La Machine de Katia Lanero Zamora

Nouvelle série proposée aux Editions ActuSF, La Machine va nous permettre de découvrir une société en pleine transformation politique, vécue au travers du destin d’une famille.

Qui sont les Cabayol ?

Nous suivrons dans La Machine deux personnages principaux que sont Vian et Andrès Cabayol, tous deux fils d’un riche propriétaire terrien.

Ce que nous comprendrons rapidement, c’est l’histoire de cette famille qui n’a pas toujours été dans la bourgeoisie : les Cabayol dont il est question ont acquis des titres dans les derniers instants de la royauté qui a cédé la place à une République un peu fragile et chancelante.

Et c’est dans un contexte où la République bat de l’aile, avec une volonté d’un côté d’une société plus juste et de l’autre, une volonté de retour à la royauté que débute notre histoire. Cette ambivalence, nous la retrouvons aussi dans la famille Cabayol où l’aîné, Andrès, se retrouve dans les idées prônées par La Machine, organe politique qui s’appuie sur une démarche égalitaire.

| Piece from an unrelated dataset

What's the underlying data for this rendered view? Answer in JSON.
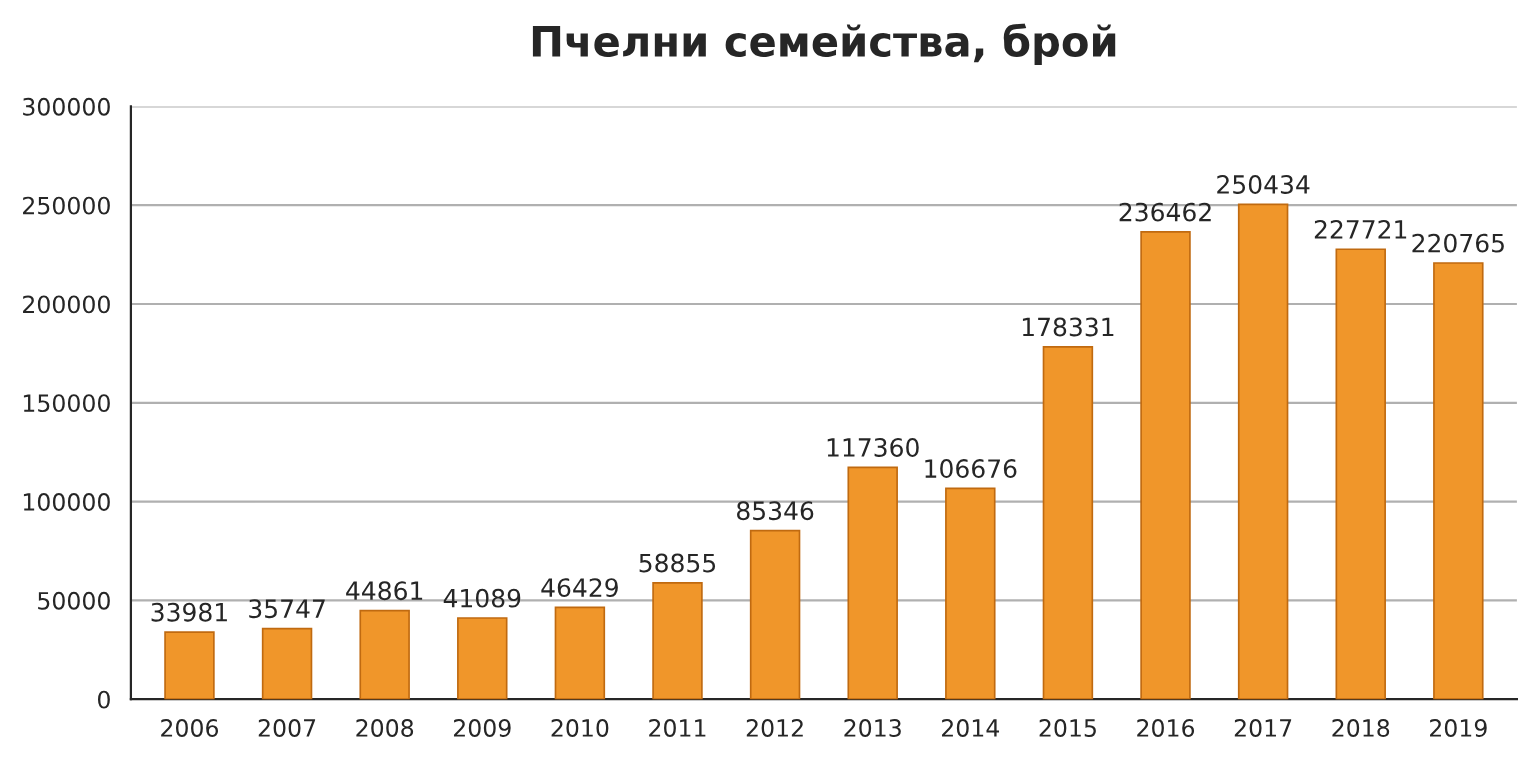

Cette proximité avec les “Ongles Sales”, représentants les ouvriers, rend sa relation compliquée avec son père et son grand-père.

De son côté, Vian est plus dans le rang et se prépare à rejoindre l’armée pour défendre Panîm… représentant par la-même les meilleurs espoirs de son père de confirmer son rang.

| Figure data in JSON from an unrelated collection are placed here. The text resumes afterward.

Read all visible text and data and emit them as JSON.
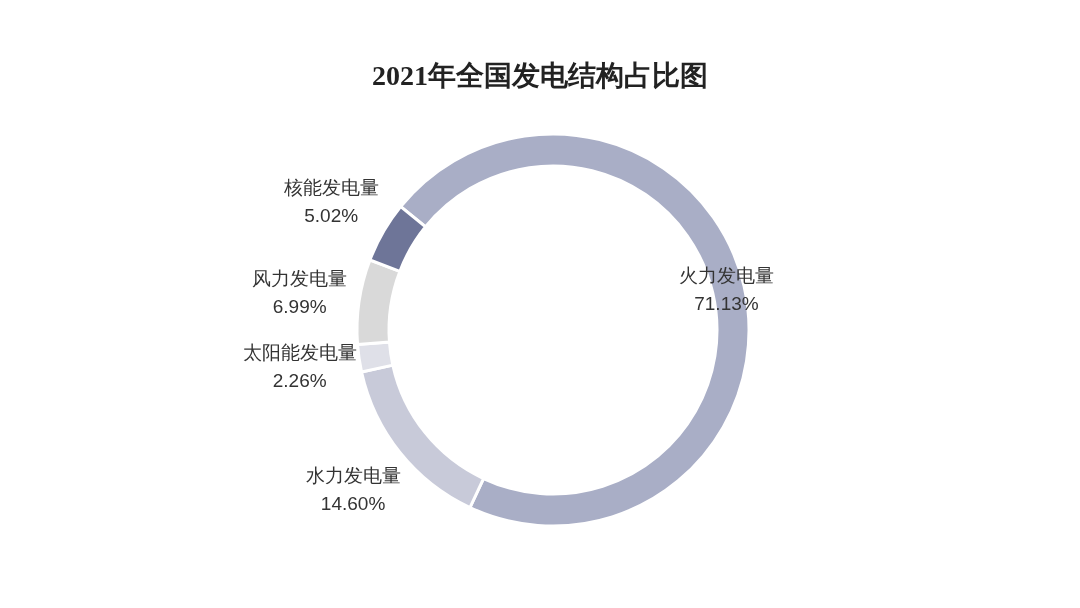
{
  "chart_data": {
    "type": "donut",
    "title": "2021年全国发电结构占比图",
    "categories": [
      "火力发电量",
      "水力发电量",
      "太阳能发电量",
      "风力发电量",
      "核能发电量"
    ],
    "values": [
      71.13,
      14.6,
      2.26,
      6.99,
      5.02
    ],
    "colors": [
      "#a9aec6",
      "#c8cad9",
      "#dfe0e8",
      "#d9d9d9",
      "#6e7598"
    ],
    "value_labels": [
      "71.13%",
      "14.60%",
      "2.26%",
      "6.99%",
      "5.02%"
    ]
  }
}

Malgré ces différences de point de vue, les deux frères restent proches l’un de l’autre.

Un rappel de l’Espagne des années 30

Lorsque nous découvrons l’univers et le contexte, en y ajoutant bien sûr les différents noms / prénoms des protagonistes, nous imaginons tout de suite l’Espagne des années 30, avec cette guerre civile latente pour laquelle la moindre étincelle pourrait faire basculer la société toute entière.

Les deux frères représentent en quelque sorte les deux pendants de la bourgeoisie en place : celle qui veut garder une forme de suprématie, mise en avant par le père Cabayol et par effet de bord par son frère Vian et celle qui veut avoir demain une société plus juste portée par Andrès.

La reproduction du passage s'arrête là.